Intra-regional agri exports on the up
6 Dec 2018 - by
Agriculture exports in sub-Saharan Africa have declined around 55% since 2013 putting the sector under significant pressure.
According to Mansur Nuruddin, managing partner at MNCapital Africa Advisors, while agri exports have declined at a lower rate than exports in general it is imperative that the continent turns this trend around as soon as possible.
“The sub-Saharan exports sector has seen a significant decline of around 70% since 2013,” he said at the African Agri Investment Indaba in Cape Town recently. “Most of that decline has been in the demand for raw materials and the decline in the depreciation of the currencies.”
He said between 2012 and 2016 agricultural exports had also declined - albeit at a lower rate than the overall export drop.
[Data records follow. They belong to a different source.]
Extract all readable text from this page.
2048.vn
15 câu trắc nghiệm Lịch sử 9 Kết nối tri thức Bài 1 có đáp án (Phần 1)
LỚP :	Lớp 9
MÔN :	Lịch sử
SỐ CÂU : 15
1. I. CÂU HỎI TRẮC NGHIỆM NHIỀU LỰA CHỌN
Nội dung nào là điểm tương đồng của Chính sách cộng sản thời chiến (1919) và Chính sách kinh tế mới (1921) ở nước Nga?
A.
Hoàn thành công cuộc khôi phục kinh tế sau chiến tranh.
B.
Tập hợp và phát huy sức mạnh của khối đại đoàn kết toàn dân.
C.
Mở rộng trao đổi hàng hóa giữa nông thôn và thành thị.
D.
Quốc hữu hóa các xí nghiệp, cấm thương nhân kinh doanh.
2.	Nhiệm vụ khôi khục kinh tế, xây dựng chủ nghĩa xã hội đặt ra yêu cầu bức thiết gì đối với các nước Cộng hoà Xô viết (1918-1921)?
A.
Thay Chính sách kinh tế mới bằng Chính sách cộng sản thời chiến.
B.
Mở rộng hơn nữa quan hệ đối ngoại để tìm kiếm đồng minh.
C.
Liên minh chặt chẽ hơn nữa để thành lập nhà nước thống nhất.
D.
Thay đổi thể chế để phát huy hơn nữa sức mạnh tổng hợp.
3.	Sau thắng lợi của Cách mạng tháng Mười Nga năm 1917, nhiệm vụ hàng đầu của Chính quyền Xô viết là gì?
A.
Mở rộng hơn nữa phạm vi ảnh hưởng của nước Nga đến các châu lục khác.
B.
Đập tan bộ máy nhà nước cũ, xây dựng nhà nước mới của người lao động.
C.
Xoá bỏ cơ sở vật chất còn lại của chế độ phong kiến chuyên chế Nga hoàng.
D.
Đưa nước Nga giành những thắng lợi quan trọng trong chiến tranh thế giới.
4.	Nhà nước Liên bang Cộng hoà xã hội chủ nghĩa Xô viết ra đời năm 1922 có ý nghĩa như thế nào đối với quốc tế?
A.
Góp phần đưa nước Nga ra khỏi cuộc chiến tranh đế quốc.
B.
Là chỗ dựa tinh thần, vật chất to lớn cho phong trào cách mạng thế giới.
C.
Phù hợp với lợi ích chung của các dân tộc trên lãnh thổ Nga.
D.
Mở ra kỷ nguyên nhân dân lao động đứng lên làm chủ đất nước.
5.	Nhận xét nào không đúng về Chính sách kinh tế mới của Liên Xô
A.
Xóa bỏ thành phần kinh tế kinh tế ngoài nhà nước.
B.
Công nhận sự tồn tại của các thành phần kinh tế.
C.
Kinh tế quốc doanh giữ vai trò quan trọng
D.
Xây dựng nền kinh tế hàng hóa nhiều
Nuruddin said agriculture offered a considerable opportunity for countries on the continent to boost exports due to the increased demand for food around the world.
In Africa alone the food and beverage industry was projected to grow to $1 trillion by 2030, he said.
But, despite ongoing talk of increasing intra-African trade, the exact opposite has been seen in recent years. “Between 2013 and 2016 intra sub-Saharan Africa trade had declined by 38%.”
But, he said, during this same time intra-African exports in agricultural products had increased from 20% to 30%.
“Intra-continental trade brings very real benefit as it creates regional champions that are able to more effectively compete internationally, reduces the vulnerability to international markets and lowers fixed costs for new entrants.”
According to Nuruddin there is increasing understanding on the continent of the benefit of exports in general. “Exporting generates currency reserves, improves productivity and allows for the payment of better wages overall,” he said.
Commenting on the African Continental Free Trade Agreement (ACFTA), Nuruddin said it brought very real opportunity to countries to increase exports within Africa especially in the agricultural sector.
“There are some authors that theorise that agriculture liberalisation could increase the agri trade intra-continentally by up to 29%,” he said.